Dulini was also a great story teller. I remember the long hours we spent together driving to many meetings and rallies. He would tell of their exploits and the dare devil missions they carried out as young revolutionaries in the pressure group Umgandane.

From those anecdotal stories it was clear that as a young man he had faced enormous risks not just of arrest and torture, but death.

Dulini had a fine political mind. The one lesson I struggled to learn from his quiet and gentle counsel was the ability to listen and listen and to speak piercingly loudly through silence! In our meetings none listened more than he did!

None ever understood with his depth! None could speak two sentences and capture so much! When Dulini spoke not one word was wasted. He always spoke firmly, honestly, without fear or favour.

No one had a better political instinct. No one had a better understanding of the fallibility of humanity. No one hated treachery more.

Dulini was a dedicated and committed fighter for freedom and democracy and this set him apart as a principled revolutionary of immense courage, who spoke his mind no matter the consequences.

The opportunists never had one minute of comfort in his presence. I am yet to meet a member of Parliament anything like Dulini. He served as the member of Parliament for Magwegwe-Lobengula with extraordinary honesty!

He never sought popularity at the expense of truth and principle. He was a man who, all his life, spoke the truth to power and to all, one who fought for a just and fair society where all would be free and have a better life.

Sadly, he has passed on when we are not anywhere near achieving his goals. Dulini was always dignity personified. Even as he lay on his death bed, even as he was unable to speak and was on life support, he never stopped educating us. He was as dignified in illness as he was in health.

The last time I saw him in hospital he was no longer talking and had not talked for days! UMaNkomazana sat next to his bed as he lay there on life support! We prayed together. He looked so dignified. I wondered if God would grant him in death the peace he never had in life.

Ubaba uDulini leaves us with a big void in the party which is impossible to fill for no one can ever be like him. He was truly a rare breed. Ever the affectionate husband and father he leaves behind umama uMaNkomazana, uNakaBheki as we call her.
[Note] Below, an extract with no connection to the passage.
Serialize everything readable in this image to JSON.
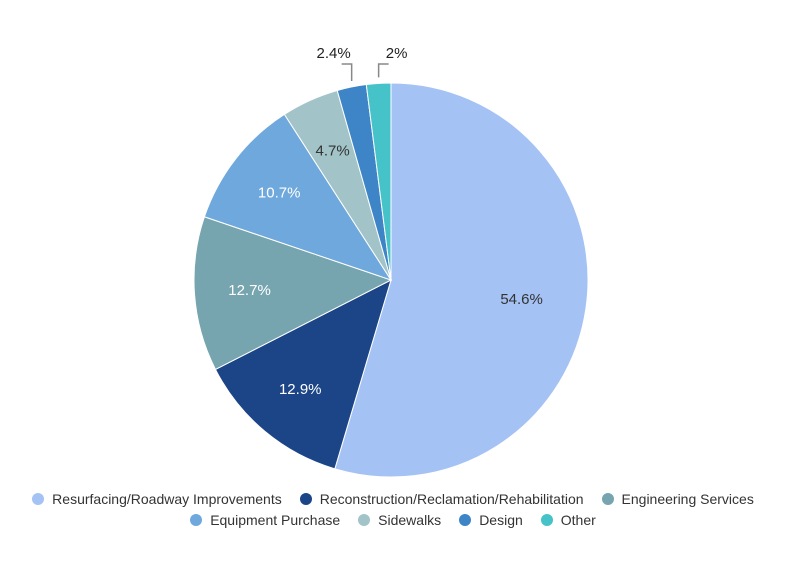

To her and the kids we say, we learnt from ubaba uDulini never to bear false witness and to always speak the truth and hence we will not pretend to know your pain and the depth of your loss! If we said we know how you feel not only would it be a hollow cliché, but it would be false.
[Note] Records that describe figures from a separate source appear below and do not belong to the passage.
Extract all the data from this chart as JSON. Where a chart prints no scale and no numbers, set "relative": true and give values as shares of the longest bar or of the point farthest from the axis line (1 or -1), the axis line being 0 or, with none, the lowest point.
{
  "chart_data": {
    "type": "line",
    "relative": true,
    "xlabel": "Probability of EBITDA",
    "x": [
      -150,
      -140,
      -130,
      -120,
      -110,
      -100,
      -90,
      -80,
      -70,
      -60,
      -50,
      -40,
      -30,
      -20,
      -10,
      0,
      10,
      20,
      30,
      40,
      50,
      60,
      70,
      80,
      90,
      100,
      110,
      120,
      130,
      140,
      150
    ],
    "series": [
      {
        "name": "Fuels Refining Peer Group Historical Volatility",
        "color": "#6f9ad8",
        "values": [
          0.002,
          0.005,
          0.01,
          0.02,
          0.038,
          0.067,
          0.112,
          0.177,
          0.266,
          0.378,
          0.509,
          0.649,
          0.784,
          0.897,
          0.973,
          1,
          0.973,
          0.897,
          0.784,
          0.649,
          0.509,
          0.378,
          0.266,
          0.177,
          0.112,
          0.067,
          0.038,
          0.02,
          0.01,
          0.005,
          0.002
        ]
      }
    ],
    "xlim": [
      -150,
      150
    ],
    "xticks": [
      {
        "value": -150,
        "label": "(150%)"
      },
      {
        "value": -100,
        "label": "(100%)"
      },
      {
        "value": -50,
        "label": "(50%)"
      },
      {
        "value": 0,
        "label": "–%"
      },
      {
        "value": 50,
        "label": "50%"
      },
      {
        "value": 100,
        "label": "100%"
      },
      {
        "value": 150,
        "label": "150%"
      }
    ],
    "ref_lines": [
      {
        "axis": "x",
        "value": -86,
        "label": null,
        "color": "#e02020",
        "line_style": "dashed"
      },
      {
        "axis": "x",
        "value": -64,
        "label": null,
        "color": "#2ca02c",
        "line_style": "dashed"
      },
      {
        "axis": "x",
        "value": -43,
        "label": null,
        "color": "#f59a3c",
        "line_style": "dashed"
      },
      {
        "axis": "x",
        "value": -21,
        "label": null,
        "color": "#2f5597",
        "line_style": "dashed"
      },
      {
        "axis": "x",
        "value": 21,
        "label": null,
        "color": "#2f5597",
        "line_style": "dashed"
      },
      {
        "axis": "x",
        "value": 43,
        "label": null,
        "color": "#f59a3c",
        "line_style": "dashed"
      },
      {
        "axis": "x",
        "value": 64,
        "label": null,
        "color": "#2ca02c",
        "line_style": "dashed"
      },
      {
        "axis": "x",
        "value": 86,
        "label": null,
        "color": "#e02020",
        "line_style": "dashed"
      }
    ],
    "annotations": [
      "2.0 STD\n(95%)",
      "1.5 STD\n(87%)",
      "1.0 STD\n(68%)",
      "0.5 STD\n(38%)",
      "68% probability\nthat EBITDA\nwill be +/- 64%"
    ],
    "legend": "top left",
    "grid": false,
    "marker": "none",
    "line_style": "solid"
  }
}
All we know is that you are in pain and the depth of that pain is known only to you. For us all we will say this: May God grant you the strength and courage to be yourselves and to always honour the man who we kept away from you for long periods, but who in return enriched our lives in ways that we could never repay!

Thank you for letting us have him as you graciously did. We will always be with you in our prayers.

May God grant his soul the freedom and peace he did not achieve in life.